Over the next few years, the number of IoT devices is set to explode. By the end of 2020, Juniper Research forecasts there will be some 38 billion such items in use, a threefold increase since 2015.

But while this will present huge new opportunities for businesses to apply big data analytics to the information generated in order to gain valuable insight, it does pose a range of risk as well.

Although questions such as privacy are well documented, one issue that is frequently overlooked is the quality of the data itself. Businesses may assume that because the incoming data will be taken directly from sensors, there will be little that can go wrong with it, but in fact, this is not necessarily the case.
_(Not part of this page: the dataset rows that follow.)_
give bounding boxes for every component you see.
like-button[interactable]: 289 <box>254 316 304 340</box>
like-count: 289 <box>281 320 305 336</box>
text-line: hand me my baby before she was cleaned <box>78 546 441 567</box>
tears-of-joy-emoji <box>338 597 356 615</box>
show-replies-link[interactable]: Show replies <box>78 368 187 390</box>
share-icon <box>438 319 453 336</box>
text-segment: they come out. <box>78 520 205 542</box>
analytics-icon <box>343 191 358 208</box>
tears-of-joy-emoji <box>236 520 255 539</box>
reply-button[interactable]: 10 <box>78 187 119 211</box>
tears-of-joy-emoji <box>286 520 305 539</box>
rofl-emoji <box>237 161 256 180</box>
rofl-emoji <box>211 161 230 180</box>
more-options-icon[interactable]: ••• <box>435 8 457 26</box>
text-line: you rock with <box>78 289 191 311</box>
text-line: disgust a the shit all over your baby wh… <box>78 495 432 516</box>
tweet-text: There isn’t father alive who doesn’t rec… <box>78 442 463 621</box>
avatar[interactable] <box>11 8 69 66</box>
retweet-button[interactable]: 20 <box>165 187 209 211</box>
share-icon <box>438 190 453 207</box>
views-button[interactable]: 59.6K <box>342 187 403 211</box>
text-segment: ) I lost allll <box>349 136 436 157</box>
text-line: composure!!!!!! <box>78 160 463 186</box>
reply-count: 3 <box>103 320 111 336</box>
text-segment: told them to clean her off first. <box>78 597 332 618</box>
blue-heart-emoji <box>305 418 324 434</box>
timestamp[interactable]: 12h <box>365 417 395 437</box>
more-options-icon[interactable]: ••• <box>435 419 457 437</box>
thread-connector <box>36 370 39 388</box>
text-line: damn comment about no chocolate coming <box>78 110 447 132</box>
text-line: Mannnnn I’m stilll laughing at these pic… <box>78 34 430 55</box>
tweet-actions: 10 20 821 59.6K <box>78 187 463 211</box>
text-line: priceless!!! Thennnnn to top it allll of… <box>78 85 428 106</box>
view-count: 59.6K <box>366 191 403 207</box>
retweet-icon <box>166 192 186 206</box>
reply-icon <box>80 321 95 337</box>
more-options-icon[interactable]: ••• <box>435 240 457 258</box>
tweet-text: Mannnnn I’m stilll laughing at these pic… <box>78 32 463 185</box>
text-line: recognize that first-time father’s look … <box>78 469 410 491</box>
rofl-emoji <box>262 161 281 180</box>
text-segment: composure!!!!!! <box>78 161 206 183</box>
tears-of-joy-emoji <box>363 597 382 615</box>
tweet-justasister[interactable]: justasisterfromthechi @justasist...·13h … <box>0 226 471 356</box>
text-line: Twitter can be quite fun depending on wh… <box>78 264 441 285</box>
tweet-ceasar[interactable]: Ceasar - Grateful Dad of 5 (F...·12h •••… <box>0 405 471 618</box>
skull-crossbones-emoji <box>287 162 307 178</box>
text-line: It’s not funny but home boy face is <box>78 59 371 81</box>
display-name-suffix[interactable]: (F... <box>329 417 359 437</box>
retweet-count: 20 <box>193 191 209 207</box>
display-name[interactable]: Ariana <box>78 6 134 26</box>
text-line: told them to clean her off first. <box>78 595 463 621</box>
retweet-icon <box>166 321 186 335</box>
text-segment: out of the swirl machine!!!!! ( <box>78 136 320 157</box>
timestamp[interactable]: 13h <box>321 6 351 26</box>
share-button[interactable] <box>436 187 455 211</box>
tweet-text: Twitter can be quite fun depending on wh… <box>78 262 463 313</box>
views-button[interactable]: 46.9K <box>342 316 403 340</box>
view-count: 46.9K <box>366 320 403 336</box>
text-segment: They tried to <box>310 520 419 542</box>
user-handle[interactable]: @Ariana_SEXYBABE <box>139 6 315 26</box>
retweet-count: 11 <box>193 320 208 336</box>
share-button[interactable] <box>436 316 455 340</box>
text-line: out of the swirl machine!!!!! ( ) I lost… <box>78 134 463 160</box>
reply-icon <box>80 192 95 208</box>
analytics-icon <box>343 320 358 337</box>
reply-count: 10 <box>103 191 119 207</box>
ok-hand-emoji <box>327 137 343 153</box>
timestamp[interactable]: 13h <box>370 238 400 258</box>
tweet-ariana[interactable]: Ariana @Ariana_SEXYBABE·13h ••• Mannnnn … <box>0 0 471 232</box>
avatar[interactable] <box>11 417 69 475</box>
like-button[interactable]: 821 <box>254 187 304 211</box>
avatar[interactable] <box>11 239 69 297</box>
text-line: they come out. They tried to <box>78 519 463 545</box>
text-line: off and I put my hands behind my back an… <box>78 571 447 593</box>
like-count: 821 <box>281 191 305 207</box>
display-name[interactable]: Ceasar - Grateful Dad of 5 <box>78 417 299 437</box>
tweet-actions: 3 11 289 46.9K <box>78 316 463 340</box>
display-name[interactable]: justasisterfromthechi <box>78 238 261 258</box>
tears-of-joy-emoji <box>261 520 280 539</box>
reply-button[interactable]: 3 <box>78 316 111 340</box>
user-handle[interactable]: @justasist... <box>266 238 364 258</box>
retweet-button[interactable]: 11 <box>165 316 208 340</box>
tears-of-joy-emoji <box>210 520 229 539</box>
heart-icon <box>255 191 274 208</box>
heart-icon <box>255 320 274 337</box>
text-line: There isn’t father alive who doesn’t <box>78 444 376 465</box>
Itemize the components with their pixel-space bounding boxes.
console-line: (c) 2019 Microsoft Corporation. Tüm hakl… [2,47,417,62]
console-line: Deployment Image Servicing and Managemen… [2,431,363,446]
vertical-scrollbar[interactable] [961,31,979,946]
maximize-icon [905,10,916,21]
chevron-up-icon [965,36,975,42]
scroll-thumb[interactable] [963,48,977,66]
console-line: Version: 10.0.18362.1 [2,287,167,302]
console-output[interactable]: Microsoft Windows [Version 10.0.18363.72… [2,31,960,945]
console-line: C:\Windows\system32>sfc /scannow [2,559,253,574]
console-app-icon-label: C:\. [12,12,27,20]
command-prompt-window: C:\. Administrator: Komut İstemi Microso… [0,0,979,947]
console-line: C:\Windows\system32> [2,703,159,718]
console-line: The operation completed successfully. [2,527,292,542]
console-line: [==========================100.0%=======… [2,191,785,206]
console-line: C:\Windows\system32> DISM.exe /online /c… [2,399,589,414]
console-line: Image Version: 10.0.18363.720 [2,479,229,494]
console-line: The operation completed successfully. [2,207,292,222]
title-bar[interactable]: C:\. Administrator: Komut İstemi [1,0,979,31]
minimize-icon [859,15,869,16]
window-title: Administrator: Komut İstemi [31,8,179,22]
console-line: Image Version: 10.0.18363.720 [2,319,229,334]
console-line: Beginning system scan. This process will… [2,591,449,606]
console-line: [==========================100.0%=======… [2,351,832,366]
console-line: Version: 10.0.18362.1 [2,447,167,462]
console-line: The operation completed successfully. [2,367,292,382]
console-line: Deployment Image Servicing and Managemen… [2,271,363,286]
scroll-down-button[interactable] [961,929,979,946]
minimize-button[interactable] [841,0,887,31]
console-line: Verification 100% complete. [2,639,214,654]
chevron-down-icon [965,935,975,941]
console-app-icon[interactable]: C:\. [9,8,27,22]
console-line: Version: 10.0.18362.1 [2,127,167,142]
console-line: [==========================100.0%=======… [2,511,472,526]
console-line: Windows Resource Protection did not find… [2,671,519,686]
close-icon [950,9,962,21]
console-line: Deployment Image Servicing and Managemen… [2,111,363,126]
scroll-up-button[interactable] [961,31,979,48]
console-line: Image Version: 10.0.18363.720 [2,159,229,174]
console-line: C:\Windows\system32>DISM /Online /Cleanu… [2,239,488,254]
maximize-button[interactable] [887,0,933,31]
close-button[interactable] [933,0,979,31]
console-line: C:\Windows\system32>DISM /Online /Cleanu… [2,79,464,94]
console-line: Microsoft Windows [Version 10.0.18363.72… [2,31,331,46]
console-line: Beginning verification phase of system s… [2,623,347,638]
It was noted by Mary Shacklett, president of Transworld Data, that one issue that may frequently affect the quality of IoT data lies in fundamental flaws in the way the embedded software used in the devices is developed.

She explained in an article for Tech Republic that historically, developers of this software – which runs machines, produces machine automation, and enables machines to talk to one another – did not always employ the same methods as they would for more traditional apps.

"This meant that detailed quality assurance (QA) testing on the programs, or ensuring that program upgrades were administered to all machines or products out in the field, didn't always occur," Ms Shacklett stated. 

The result of this could be significant for big data operations. If an undetected flaw in an IoT device's embedded software results in inaccurate data being generated, this could lead to an erroneous analytics conclusion that has a major impact on the business.

Although this is changing as more manufacturers mandate strict compliance and QA testing from their embedded software developers – with sectors such as automotive, aerospace, and medical equipment leading the way due to their high quality standards, for now, this remains a risk that must be considered when using IoT data.

To counter this, Ms Shacklett highlighted two key steps to ensure the quality of this information. Firstly, she noted that users must monitor their generated data closely, and immediately investigate any unusual readings, which also need to be reported to the appropriate teams.

For instance, "if the team charged with end responsibility for machines/devices sees anything unusual with the data, immediate action should be taken on the floor, and they must report back to the analytics team that a potential problem could affect data".

Organisations also need to ensure that vendors are kept in the loop, on both the analytics and machine side. It was noted that as hardware and software is never perfect, there may be some instances where data might be skewed by a known issue that a machine manufacturer or IoT provider is experiencing.